Thursday, April 12, 2012

Quote of the Day: The Incompatibility of Innovation and Governments

It seems that as a general rule, then, the weaker the government, the better it is for innovation. With some notable exceptions, autocratic rulers have tended to be hostile or indifferent to technological change. The instinctive need for stability and the suspicion of nonconformism and shocks usually dominated the possible gains that could be attained from technological progress.

That’s from Joel Mokyr’s 1990 book, The Lever of Riches: Technological Creativity and Economic Progress (page 180) as excerpted by Professor Don Boudreaux

The fundamental objective of any government is the preservation of their political power through the sustainment of their political base.

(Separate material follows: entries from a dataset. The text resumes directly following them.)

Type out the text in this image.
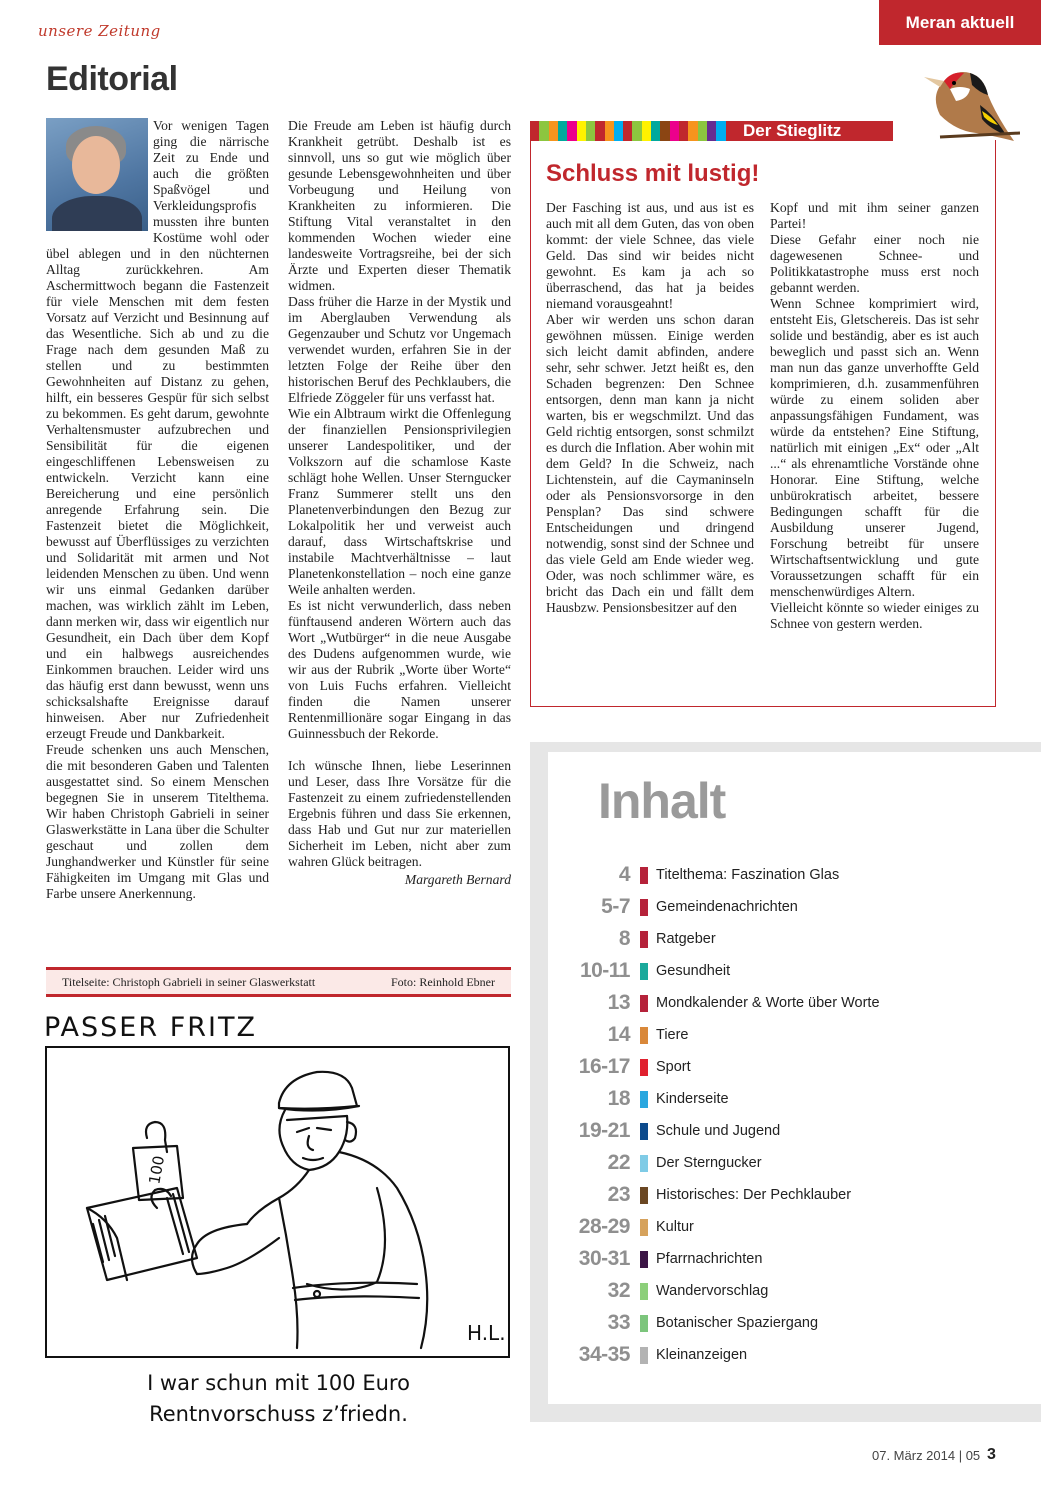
unsere Zeitung	Meran aktuell
Editorial

Vor wenigen Tagen ging die närrische Zeit zu Ende und auch die größten Spaßvögel und Verkleidungsprofis mussten ihre bunten Kostüme wohl oder übel ablegen und in den nüchternen Alltag zurückkehren. Am Aschermittwoch begann die Fastenzeit für viele Menschen mit dem festen Vorsatz auf Verzicht und Besinnung auf das Wesentliche. Sich ab und zu die Frage nach dem gesunden Maß zu stellen und zu bestimmten Gewohnheiten auf Distanz zu gehen, hilft, ein besseres Gespür für sich selbst zu bekommen. Es geht darum, gewohnte Verhaltensmuster aufzubrechen und Sensibilität für die eigenen eingeschliffenen Lebensweisen zu entwickeln. Verzicht kann eine Bereicherung und eine persönlich anregende Erfahrung sein. Die Fastenzeit bietet die Möglichkeit, bewusst auf Überflüssiges zu verzichten und Solidarität mit armen und Not leidenden Menschen zu üben. Und wenn wir uns einmal Gedanken darüber machen, was wirklich zählt im Leben, dann merken wir, dass wir eigentlich nur Gesundheit, ein Dach über dem Kopf und ein halbwegs ausreichendes Einkommen brauchen. Leider wird uns das häufig erst dann bewusst, wenn uns schicksalshafte Ereignisse darauf hinweisen. Aber nur Zufriedenheit erzeugt Freude und Dankbarkeit.

Freude schenken uns auch Menschen, die mit besonderen Gaben und Talenten ausgestattet sind. So einem Menschen begegnen Sie in unserem Titelthema. Wir haben Christoph Gabrieli in seiner Glaswerkstätte in Lana über die Schulter geschaut und zollen dem Junghandwerker und Künstler für seine Fähigkeiten im Umgang mit Glas und Farbe unsere Anerkennung.

Die Freude am Leben ist häufig durch Krankheit getrübt. Deshalb ist es sinnvoll, uns so gut wie möglich über gesunde Lebensgewohnheiten und über Vorbeugung und Heilung von Krankheiten zu informieren. Die Stiftung Vital veranstaltet in den kommenden Wochen wieder eine landesweite Vortragsreihe, bei der sich Ärzte und Experten dieser Thematik widmen.

Dass früher die Harze in der Mystik und im Aberglauben Verwendung als Gegenzauber und Schutz vor Ungemach verwendet wurden, erfahren Sie in der letzten Folge der Reihe über den historischen Beruf des Pechklaubers, die Elfriede Zöggeler für uns verfasst hat.

Wie ein Albtraum wirkt die Offenlegung der finanziellen Pensionsprivilegien unserer Landespolitiker, und der Volkszorn auf die schamlose Kaste schlägt hohe Wellen. Unser Sterngucker Franz Summerer stellt uns den Planetenverbindungen den Bezug zur Lokalpolitik her und verweist auch darauf, dass Wirtschaftskrise und instabile Machtverhältnisse – laut Planetenkonstellation – noch eine ganze Weile anhalten werden.

Es ist nicht verwunderlich, dass neben fünftausend anderen Wörtern auch das Wort „Wutbürger“ in die neue Ausgabe des Dudens aufgenommen wurde, wie wir aus der Rubrik „Worte über Worte“ von Luis Fuchs erfahren. Vielleicht finden die Namen unserer Rentenmillionäre sogar Eingang in das Guinnessbuch der Rekorde.

Ich wünsche Ihnen, liebe Leserinnen und Leser, dass Ihre Vorsätze für die Fastenzeit zu einem zufriedenstellenden Ergebnis führen und dass Sie erkennen, dass Hab und Gut nur zur materiellen Sicherheit im Leben, nicht aber zum wahren Glück beitragen.

Margareth Bernard
Titelseite: Christoph Gabrieli in seiner Glaswerkstatt	Foto: Reinhold Ebner
PASSER FRITZ
100
H.L.
I war schun mit 100 Euro
Rentnvorschuss z’friedn.
Der Stieglitz
Schluss mit lustig!

Der Fasching ist aus, und aus ist es auch mit all dem Guten, das von oben kommt: der viele Schnee, das viele Geld. Das sind wir beides nicht gewohnt. Es kam ja ach so überraschend, das hat ja beides niemand vorausgeahnt!

Aber wir werden uns schon daran gewöhnen müssen. Einige werden sich leicht damit abfinden, andere sehr, sehr schwer. Jetzt heißt es, den Schaden begrenzen: Den Schnee entsorgen, denn man kann ja nicht warten, bis er wegschmilzt. Und das Geld richtig entsorgen, sonst schmilzt es durch die Inflation. Aber wohin mit dem Geld? In die Schweiz, nach Lichtenstein, auf die Caymaninseln oder als Pensionsvorsorge in den Pensplan? Das sind schwere Entscheidungen und dringend notwendig, sonst sind der Schnee und das viele Geld am Ende wieder weg. Oder, was noch schlimmer wäre, es bricht das Dach ein und fällt dem Hausbzw. Pensionsbesitzer auf den

Kopf und mit ihm seiner ganzen Partei!

Diese Gefahr einer noch nie dagewesenen Schnee- und Politikkatastrophe muss erst noch gebannt werden.

Wenn Schnee komprimiert wird, entsteht Eis, Gletschereis. Das ist sehr solide und beständig, aber es ist auch beweglich und passt sich an. Wenn man nun das ganze unverhoffte Geld komprimieren, d.h. zusammenführen würde zu einem soliden aber anpassungsfähigen Fundament, was würde da entstehen? Eine Stiftung, natürlich mit einigen „Ex“ oder „Alt ...“ als ehrenamtliche Vorstände ohne Honorar. Eine Stiftung, welche unbürokratisch arbeitet, bessere Bedingungen schafft für die Ausbildung unserer Jugend, Forschung betreibt für unsere Wirtschaftsentwicklung und gute Voraussetzungen schafft für ein menschenwürdiges Altern.

Vielleicht könnte so wieder einiges zu Schnee von gestern werden.

Inhalt
4 Titelthema: Faszination Glas
5-7 Gemeindenachrichten
8 Ratgeber
10-11 Gesundheit
13 Mondkalender & Worte über Worte
14 Tiere
16-17 Sport
18 Kinderseite
19-21 Schule und Jugend
22 Der Sterngucker
23 Historisches: Der Pechklauber
28-29 Kultur
30-31 Pfarrnachrichten
32 Wandervorschlag
33 Botanischer Spaziergang
34-35 Kleinanzeigen
07. März 2014 | 05 3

And any activities that has the tendency to undermine this position will always be viewed as a threat. Thus government’s role, as pointed above, has mostly been about imposing conformity through control, and instituting dependency through political measures—such as safety nets or the welfare state—to shield against “shocks” (resistance to change) and or guard against social failure (fear of loss) through redistributive “stability” policies.

All these have been built upon the platform of centralized political institutions.

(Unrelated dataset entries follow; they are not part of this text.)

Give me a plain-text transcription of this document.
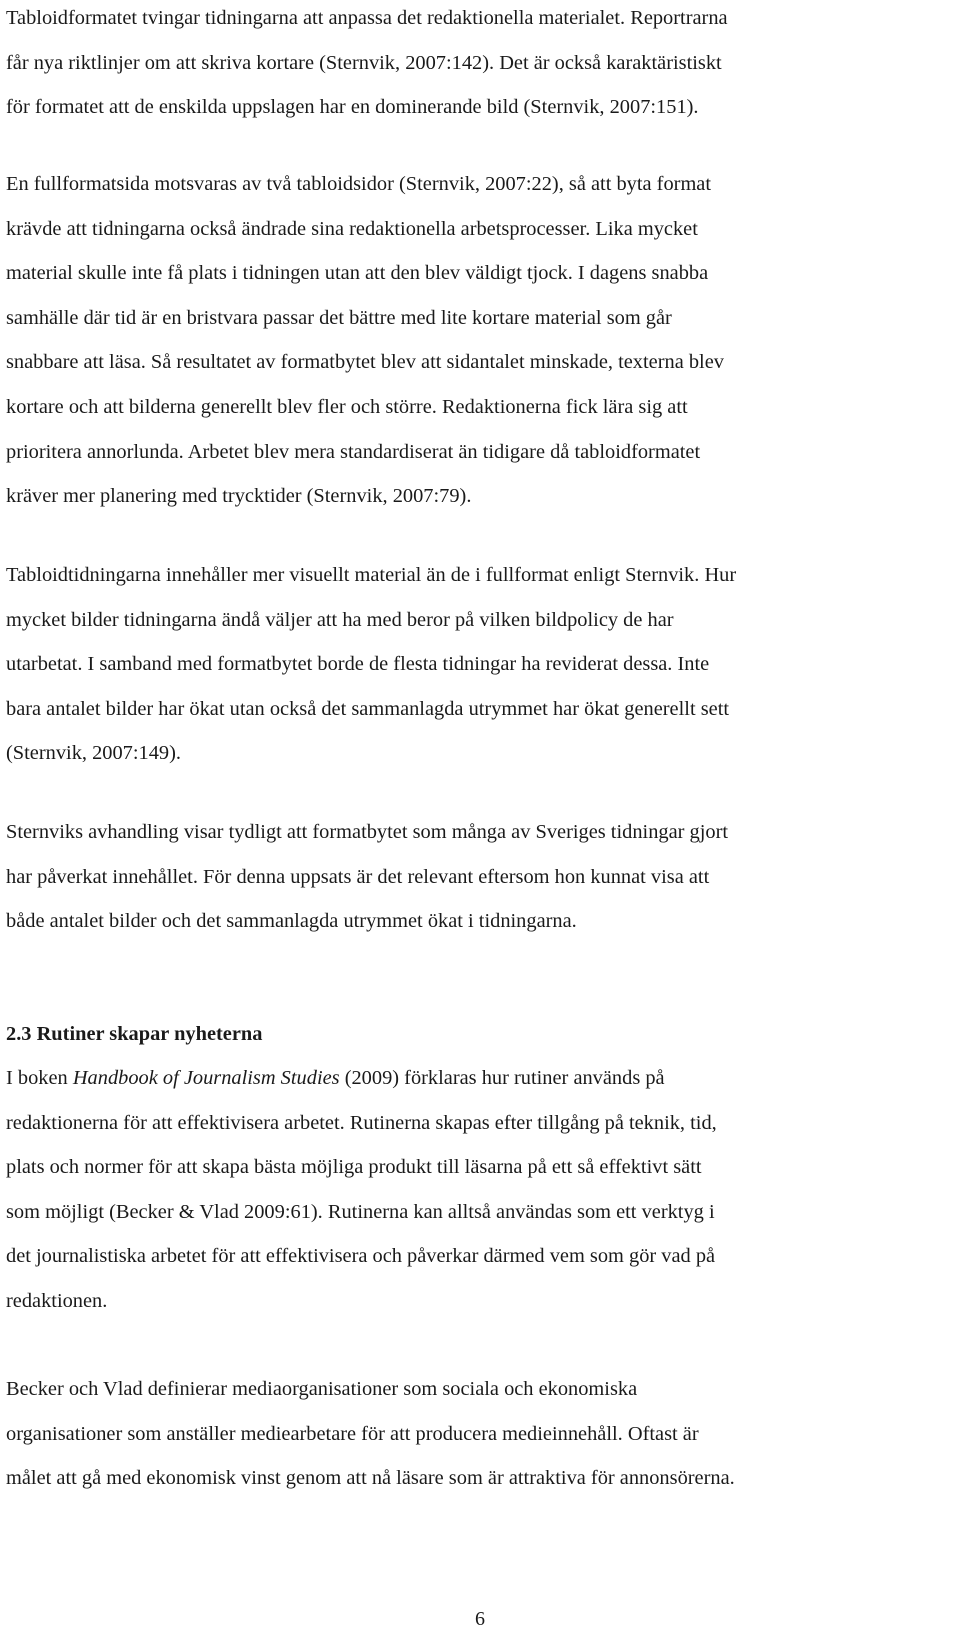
Tabloidformatet tvingar tidningarna att anpassa det redaktionella materialet. Reportrarna
får nya riktlinjer om att skriva kortare (Sternvik, 2007:142). Det är också karaktäristiskt
för formatet att de enskilda uppslagen har en dominerande bild (Sternvik, 2007:151).

En fullformatsida motsvaras av två tabloidsidor (Sternvik, 2007:22), så att byta format
krävde att tidningarna också ändrade sina redaktionella arbetsprocesser. Lika mycket
material skulle inte få plats i tidningen utan att den blev väldigt tjock. I dagens snabba
samhälle där tid är en bristvara passar det bättre med lite kortare material som går
snabbare att läsa. Så resultatet av formatbytet blev att sidantalet minskade, texterna blev
kortare och att bilderna generellt blev fler och större. Redaktionerna fick lära sig att
prioritera annorlunda. Arbetet blev mera standardiserat än tidigare då tabloidformatet
kräver mer planering med trycktider (Sternvik, 2007:79).

Tabloidtidningarna innehåller mer visuellt material än de i fullformat enligt Sternvik. Hur
mycket bilder tidningarna ändå väljer att ha med beror på vilken bildpolicy de har
utarbetat. I samband med formatbytet borde de flesta tidningar ha reviderat dessa. Inte
bara antalet bilder har ökat utan också det sammanlagda utrymmet har ökat generellt sett
(Sternvik, 2007:149).

Sternviks avhandling visar tydligt att formatbytet som många av Sveriges tidningar gjort
har påverkat innehållet. För denna uppsats är det relevant eftersom hon kunnat visa att
både antalet bilder och det sammanlagda utrymmet ökat i tidningarna.

2.3 Rutiner skapar nyheterna

I boken Handbook of Journalism Studies (2009) förklaras hur rutiner används på
redaktionerna för att effektivisera arbetet. Rutinerna skapas efter tillgång på teknik, tid,
plats och normer för att skapa bästa möjliga produkt till läsarna på ett så effektivt sätt
som möjligt (Becker & Vlad 2009:61). Rutinerna kan alltså användas som ett verktyg i
det journalistiska arbetet för att effektivisera och påverkar därmed vem som gör vad på
redaktionen.

Becker och Vlad definierar mediaorganisationer som sociala och ekonomiska
organisationer som anställer mediearbetare för att producera medieinnehåll. Oftast är
målet att gå med ekonomisk vinst genom att nå läsare som är attraktiva för annonsörerna.

6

Meanwhile innovation stands at the opposite end. Innovation embraces the virtues of failure or losses through repeated trial and errors or experimentation or through the encouragement of bottom up based risk activities, which mainly operates on change-oriented and or highly competitive environments. Since innovation is about dynamism and diversity, they are usually products of decentralized institutions.

So governments approve of innovation only if it benefits them. Governments become “hostile” to innovation, if change threatens their power (this has been evident by repeated attempts to control the internet which has been counteracted by digital activists), and are “indifferent to technological change ” when innovation is seen as having neutral effects on them.

The bottom line is that innovation and the current welfare based governments represent as diametrically opposing forces, and therefore, incompatible with each other.